Sorry I erred, IceCold is right, Metzenbaum is a ret. Dem. Sen. of Ohio.

Posted by: ForNow at January 15, 2004 at 02:22 AM

My very first vote, at age 20 (the voting age had just been lowered that year) was for Richard Nixon. I feel no shame for that vote, if the same election were today, I would pull the same lever. Yes, I know he's dead. Better a dead Nixon than a breathing McGovern. BTW, I am voting in the Dem primary in March.

Posted by: Rick at January 15, 2004 at 02:35 AM

Goddamn it. I liked Julia Stiles. Why do all these Hollywood asshats keep opening their mouths off camera and proving how vacuous they are? That chill wind must not be doing its job...

Posted by: Chrees at January 15, 2004 at 04:54 AM

MoveOn is collecting money to broadcast its winning video during the Super Bowl telecast. Here's a link that describes what they're up to:

http://www.twincities.com/mld/twincities/business/technology/7684606.htm

For you non-Americans, the Super Bowl is the championship of American football, and is the closest thing we have to a national religious holiday; it's always one of the most popular shows on television. So, MoveOn's ad will be seen by millions of football fans. No doubt, Karl Rove is delighted; hell, if MoveOn wants to broadcast the Bush=Hitler ad, I'll chip in a couple bucks! What a bunch of maroons ...

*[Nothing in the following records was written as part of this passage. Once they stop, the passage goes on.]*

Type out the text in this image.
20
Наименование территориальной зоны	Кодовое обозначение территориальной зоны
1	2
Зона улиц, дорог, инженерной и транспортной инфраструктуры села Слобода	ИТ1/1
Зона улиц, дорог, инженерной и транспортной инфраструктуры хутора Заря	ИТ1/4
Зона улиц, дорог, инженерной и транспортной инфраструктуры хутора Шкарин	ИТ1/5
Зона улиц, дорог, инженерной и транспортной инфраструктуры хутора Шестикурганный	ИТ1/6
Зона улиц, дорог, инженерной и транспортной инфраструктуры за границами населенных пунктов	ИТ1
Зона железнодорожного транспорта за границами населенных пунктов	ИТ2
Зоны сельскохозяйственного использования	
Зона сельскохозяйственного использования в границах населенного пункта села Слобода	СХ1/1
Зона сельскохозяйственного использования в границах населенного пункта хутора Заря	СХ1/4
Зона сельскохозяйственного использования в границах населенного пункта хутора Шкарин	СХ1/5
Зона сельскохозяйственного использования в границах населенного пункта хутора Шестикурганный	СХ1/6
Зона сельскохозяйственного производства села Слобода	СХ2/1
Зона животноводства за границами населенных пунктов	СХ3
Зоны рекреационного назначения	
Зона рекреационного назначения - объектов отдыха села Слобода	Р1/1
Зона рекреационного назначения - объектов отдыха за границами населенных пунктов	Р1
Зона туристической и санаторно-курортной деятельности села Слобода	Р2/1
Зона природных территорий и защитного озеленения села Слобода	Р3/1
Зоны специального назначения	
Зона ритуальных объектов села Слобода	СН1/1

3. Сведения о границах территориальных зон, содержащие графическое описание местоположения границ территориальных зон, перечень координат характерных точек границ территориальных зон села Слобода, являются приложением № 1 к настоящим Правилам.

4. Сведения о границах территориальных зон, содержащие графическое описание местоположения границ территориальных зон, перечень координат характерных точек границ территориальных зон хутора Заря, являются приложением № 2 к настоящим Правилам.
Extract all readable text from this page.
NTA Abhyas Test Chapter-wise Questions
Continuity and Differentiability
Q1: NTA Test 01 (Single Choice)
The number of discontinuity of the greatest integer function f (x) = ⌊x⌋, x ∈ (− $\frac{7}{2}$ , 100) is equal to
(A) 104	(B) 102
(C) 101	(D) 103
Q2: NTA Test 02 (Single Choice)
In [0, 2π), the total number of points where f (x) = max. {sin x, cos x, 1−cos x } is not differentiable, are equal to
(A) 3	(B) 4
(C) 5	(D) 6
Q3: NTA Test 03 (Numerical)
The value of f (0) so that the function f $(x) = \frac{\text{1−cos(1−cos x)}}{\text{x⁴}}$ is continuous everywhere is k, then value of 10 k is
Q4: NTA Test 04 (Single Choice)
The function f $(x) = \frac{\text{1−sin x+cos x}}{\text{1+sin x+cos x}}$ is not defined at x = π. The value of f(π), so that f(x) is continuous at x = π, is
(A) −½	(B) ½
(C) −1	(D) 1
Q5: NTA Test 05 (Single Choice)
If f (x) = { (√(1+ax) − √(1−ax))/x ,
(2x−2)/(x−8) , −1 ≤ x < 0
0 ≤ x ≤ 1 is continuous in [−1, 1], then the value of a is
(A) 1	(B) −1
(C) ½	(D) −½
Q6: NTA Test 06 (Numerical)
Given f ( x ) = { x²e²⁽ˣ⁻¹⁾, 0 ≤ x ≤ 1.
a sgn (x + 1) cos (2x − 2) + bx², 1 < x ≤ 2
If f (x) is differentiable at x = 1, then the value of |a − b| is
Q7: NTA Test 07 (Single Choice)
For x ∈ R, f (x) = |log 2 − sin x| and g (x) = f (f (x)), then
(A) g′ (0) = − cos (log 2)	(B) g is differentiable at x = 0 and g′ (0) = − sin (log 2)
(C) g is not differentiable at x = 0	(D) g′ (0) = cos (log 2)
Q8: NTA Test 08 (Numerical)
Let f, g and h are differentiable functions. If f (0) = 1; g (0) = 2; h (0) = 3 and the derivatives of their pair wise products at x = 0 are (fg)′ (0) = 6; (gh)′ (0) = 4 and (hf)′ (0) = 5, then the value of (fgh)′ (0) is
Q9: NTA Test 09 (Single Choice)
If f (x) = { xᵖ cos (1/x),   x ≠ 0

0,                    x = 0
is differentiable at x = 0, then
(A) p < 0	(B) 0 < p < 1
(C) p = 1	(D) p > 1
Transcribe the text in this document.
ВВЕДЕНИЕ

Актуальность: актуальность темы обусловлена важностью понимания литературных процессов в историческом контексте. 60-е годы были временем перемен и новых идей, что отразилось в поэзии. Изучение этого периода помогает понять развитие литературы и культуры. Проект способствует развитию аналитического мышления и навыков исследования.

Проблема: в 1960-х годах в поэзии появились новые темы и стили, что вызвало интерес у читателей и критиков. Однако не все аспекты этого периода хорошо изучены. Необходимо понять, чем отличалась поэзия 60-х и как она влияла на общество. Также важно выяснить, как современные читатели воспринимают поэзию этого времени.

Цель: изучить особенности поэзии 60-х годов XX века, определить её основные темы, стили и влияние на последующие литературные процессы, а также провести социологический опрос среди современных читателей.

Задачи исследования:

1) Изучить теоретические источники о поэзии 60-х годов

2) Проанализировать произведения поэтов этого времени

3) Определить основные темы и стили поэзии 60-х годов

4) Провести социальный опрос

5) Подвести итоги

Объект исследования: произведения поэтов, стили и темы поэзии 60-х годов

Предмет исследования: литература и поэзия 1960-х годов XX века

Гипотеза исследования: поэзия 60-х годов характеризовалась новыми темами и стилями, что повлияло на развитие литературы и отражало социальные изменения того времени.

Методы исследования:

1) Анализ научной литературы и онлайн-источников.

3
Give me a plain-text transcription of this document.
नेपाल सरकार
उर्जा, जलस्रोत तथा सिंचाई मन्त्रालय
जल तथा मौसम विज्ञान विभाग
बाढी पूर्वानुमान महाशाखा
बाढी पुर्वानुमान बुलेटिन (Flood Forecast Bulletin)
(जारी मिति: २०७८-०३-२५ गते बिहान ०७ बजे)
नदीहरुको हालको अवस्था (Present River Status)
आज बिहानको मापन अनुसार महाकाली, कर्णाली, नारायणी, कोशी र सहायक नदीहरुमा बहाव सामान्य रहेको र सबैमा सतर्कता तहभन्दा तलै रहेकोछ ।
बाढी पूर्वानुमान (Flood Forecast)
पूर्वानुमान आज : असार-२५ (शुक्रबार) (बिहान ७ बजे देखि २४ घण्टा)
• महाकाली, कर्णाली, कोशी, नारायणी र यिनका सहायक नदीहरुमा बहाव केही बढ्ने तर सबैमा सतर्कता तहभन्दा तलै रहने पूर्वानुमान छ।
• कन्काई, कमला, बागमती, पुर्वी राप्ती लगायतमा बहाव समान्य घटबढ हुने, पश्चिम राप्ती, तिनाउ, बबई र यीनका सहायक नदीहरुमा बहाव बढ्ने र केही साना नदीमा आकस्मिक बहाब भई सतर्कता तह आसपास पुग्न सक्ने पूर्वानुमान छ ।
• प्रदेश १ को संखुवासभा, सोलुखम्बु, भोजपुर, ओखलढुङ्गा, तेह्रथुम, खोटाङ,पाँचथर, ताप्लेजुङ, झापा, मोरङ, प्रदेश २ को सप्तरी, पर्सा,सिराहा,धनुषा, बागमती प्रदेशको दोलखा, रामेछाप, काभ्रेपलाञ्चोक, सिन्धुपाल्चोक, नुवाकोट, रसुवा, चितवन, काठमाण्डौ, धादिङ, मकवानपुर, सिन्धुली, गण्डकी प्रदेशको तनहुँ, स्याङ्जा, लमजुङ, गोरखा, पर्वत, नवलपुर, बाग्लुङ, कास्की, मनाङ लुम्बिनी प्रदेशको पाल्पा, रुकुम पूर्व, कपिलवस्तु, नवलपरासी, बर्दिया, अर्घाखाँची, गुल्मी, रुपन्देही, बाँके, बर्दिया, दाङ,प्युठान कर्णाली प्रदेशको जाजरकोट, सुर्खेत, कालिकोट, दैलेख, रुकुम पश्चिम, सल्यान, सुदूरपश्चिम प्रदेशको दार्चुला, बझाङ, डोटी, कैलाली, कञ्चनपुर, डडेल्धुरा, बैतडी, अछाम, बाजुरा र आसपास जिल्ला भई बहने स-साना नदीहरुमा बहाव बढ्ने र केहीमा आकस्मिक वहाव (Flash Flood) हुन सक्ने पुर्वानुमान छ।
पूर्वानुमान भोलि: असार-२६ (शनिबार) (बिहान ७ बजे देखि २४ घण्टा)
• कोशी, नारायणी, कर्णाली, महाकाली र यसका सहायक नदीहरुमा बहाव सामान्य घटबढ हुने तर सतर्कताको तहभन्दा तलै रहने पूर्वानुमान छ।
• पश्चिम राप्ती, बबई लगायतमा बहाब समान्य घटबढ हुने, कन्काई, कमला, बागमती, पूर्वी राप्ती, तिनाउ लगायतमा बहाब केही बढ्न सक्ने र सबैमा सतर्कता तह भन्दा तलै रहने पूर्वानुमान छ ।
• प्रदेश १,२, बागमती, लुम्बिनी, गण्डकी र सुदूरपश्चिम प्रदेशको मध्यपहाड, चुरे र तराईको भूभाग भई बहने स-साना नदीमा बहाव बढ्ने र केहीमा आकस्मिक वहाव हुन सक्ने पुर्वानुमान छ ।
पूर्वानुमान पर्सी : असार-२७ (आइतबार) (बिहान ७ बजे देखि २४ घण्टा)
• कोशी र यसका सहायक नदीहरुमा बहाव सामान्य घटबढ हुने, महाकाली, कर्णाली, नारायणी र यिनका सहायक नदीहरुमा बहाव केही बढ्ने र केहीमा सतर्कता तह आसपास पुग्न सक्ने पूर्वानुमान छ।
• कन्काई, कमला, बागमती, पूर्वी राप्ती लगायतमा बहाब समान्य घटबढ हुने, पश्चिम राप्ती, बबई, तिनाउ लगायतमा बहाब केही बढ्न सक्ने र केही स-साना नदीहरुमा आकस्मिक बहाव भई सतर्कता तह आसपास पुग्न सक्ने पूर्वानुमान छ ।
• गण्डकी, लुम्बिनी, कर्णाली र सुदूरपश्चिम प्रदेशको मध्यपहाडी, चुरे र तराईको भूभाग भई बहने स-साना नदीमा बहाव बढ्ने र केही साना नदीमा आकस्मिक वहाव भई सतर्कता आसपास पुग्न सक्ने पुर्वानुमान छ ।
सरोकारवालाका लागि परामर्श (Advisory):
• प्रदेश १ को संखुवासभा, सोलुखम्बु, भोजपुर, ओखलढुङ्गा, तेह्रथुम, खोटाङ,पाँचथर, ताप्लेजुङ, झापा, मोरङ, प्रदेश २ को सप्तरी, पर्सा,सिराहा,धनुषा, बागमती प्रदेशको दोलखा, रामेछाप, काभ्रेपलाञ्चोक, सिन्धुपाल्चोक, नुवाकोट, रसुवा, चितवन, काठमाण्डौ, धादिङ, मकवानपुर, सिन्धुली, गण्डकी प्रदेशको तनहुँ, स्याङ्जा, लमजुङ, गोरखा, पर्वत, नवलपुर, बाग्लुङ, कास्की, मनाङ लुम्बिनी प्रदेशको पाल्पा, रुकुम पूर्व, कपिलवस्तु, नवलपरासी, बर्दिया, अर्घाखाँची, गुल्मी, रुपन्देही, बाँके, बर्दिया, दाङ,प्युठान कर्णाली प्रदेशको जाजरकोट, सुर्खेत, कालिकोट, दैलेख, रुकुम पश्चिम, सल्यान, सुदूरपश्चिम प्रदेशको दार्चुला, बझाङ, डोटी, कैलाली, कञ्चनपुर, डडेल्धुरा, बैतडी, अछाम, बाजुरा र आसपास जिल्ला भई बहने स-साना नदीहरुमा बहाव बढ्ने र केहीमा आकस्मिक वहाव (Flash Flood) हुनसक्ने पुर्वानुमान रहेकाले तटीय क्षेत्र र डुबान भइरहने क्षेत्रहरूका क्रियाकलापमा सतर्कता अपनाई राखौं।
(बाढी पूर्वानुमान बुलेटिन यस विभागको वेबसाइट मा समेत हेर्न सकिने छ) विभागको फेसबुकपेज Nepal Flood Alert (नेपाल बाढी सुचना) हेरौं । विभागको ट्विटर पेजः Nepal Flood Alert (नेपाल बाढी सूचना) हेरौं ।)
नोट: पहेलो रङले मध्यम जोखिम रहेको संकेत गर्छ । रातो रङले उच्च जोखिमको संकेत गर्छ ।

Posted by: Brown Line at January 15, 2004 at 05:12 AM

Actually, Brown Line, the closest thing the US has to a National Religious Holiday is Christmas and our National Secular Holiday is the Fourth of July (Independence Day).

The Super Bowl would be a religious holiday if my Chicago Bears played in it because that would be a fucking miracle!